A Model Context Protocol (MCP) server for interacting with local documents on Windows systems. This server provides tools to list, load, and process documents with support for OCR on scanned PDFs.

✨ Features

  • 📁 Document Discovery: List all documents in a specified directory

  • ⚡ Document Processing: Convert various document formats to markdown

  • 🔍 OCR Support: Extract text from scanned PDFs using Tesseract OCR

  • 🎯 Token Management: Automatic content truncation based on token limits

  • 📄 Multi-format Support: Handle Word docs, PDFs, PowerPoint, Excel, and more

🛠️ Tools Available

  • list_documents: Find documents by path, name, and extension

  • load_documents: Extract document content as markdown

  • load_scanned_document: Extract text from scanned PDFs using OCR

💻 System Requirements

  • Operating System: Windows 10/11

  • Python: 3.13 or higher

  • Package Manager: uv (recommended)

📋 Prerequisites Installation

1. 🐍 Python 3.13

Download and install Python 3.13 from python.org

2. ⚡ UV Package Manager

Install uv using pip:

pip install uv

3. 📖 Poppler for Windows

Purpose: Required for PDF processing and conversion to images for OCR.
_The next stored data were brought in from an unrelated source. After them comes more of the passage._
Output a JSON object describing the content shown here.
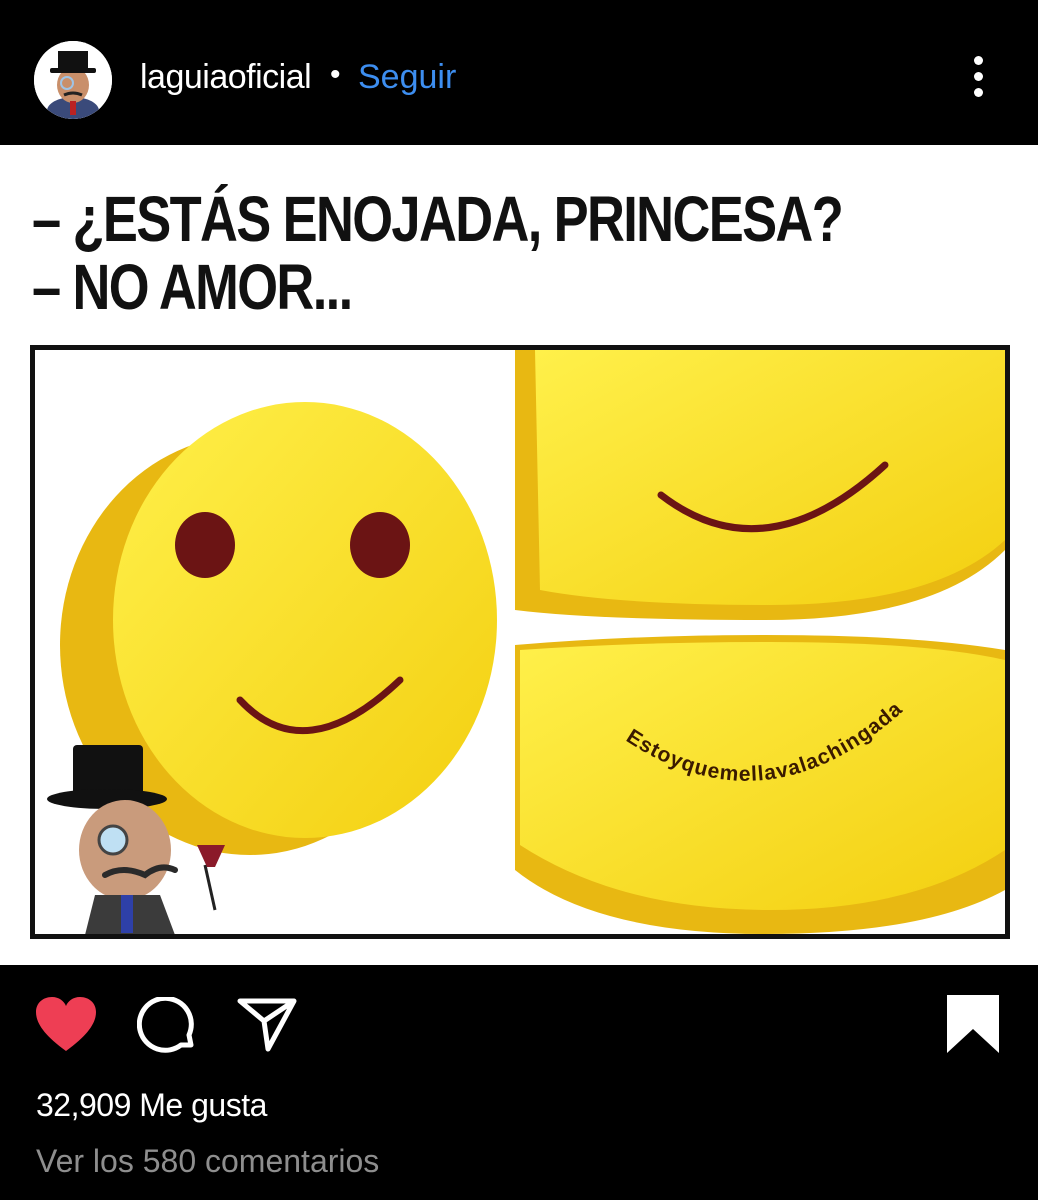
{
  "header": {
    "username": "laguiaoficial",
    "separator": "•",
    "follow_label": "Seguir"
  },
  "post": {
    "caption_line1": "– ¿ESTÁS ENOJADA, PRINCESA?",
    "caption_line2": "– NO AMOR...",
    "hidden_text": "Estoyquemellavalachingada"
  },
  "actions": {
    "likes": "32,909 Me gusta",
    "comments_link": "Ver los 580 comentarios"
  },
  "colors": {
    "like_heart": "#ee3e54",
    "follow_link": "#3d8ef0",
    "smiley_yellow": "#f9df1c"
  },
  "icons": [
    "more-options-icon",
    "heart-icon",
    "comment-icon",
    "share-icon",
    "bookmark-icon"
  ]
}
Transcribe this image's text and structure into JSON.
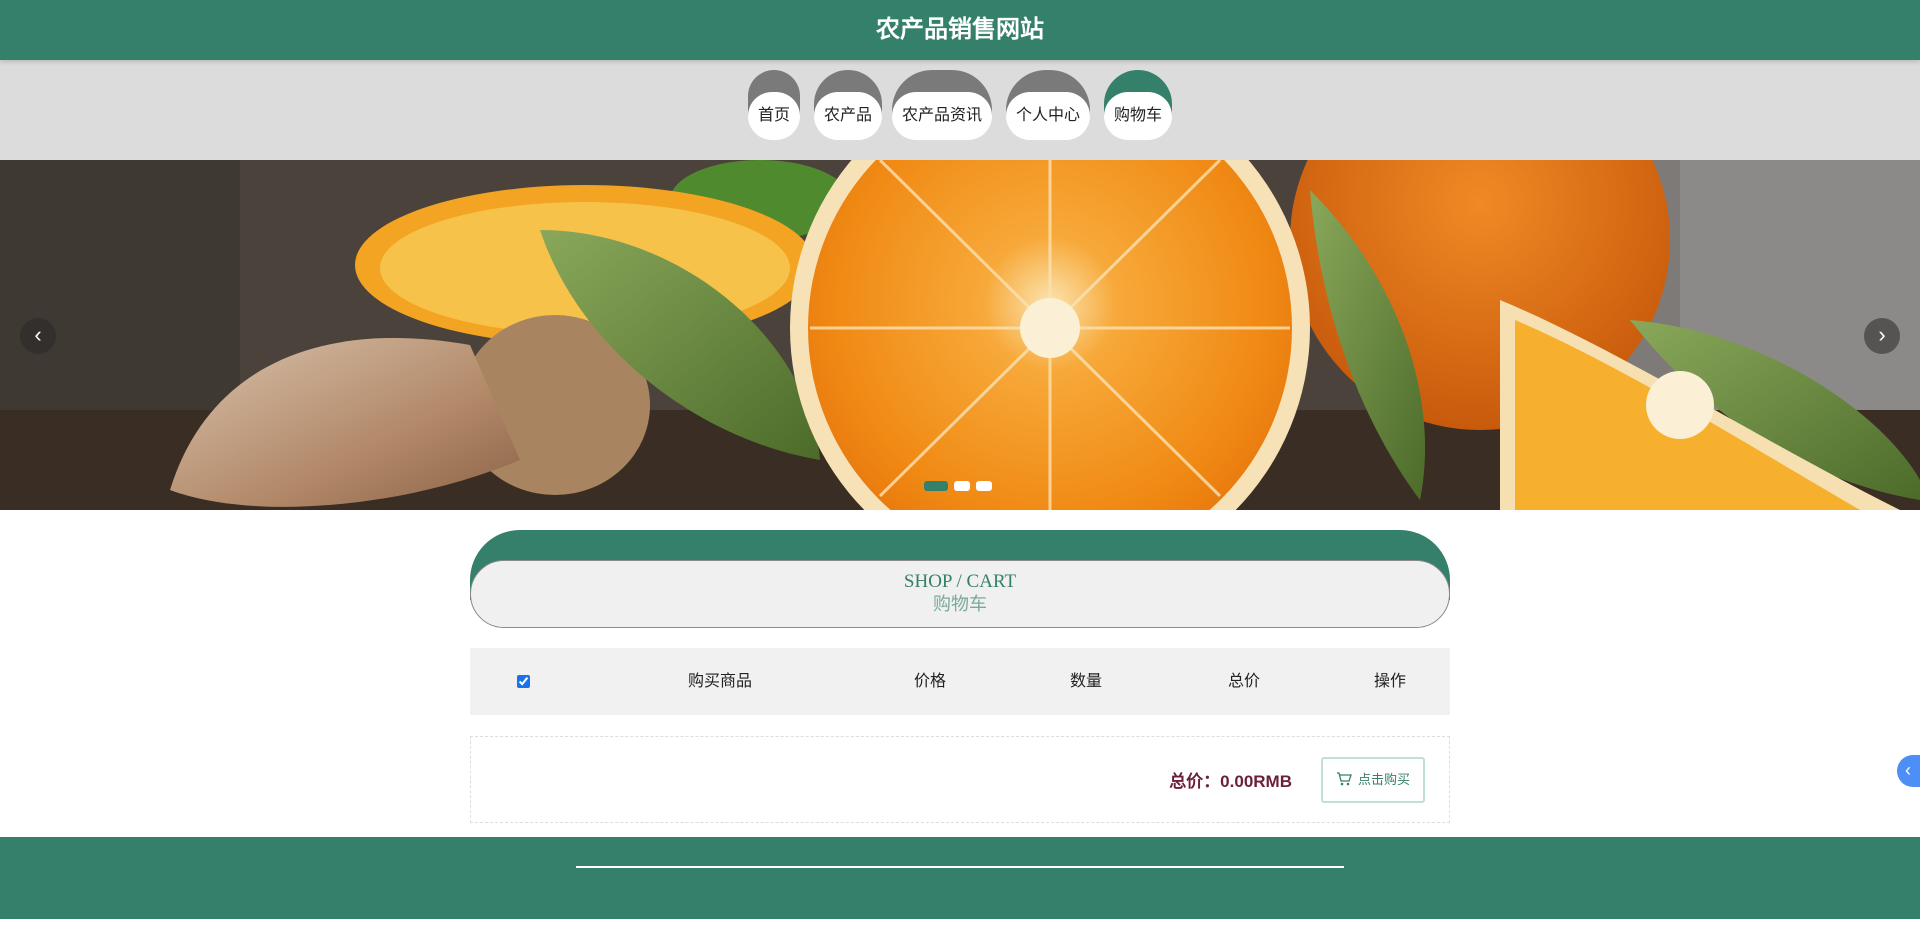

  1. Download the latest Poppler Windows release from: https://github.com/oschwartz10612/poppler-windows/releases/

  2. Extract the ZIP file to:

    D:\Program Files\poppler-24.08.0
  3. The Poppler binaries should be located at:

    D:\Program Files\poppler-24.08.0\Library\bin

Alternative locations: You can install Poppler in any directory, just make sure to update the .env file with the correct path.

4. 👁️ Tesseract OCR

Purpose: Required for extracting text from scanned documents and images.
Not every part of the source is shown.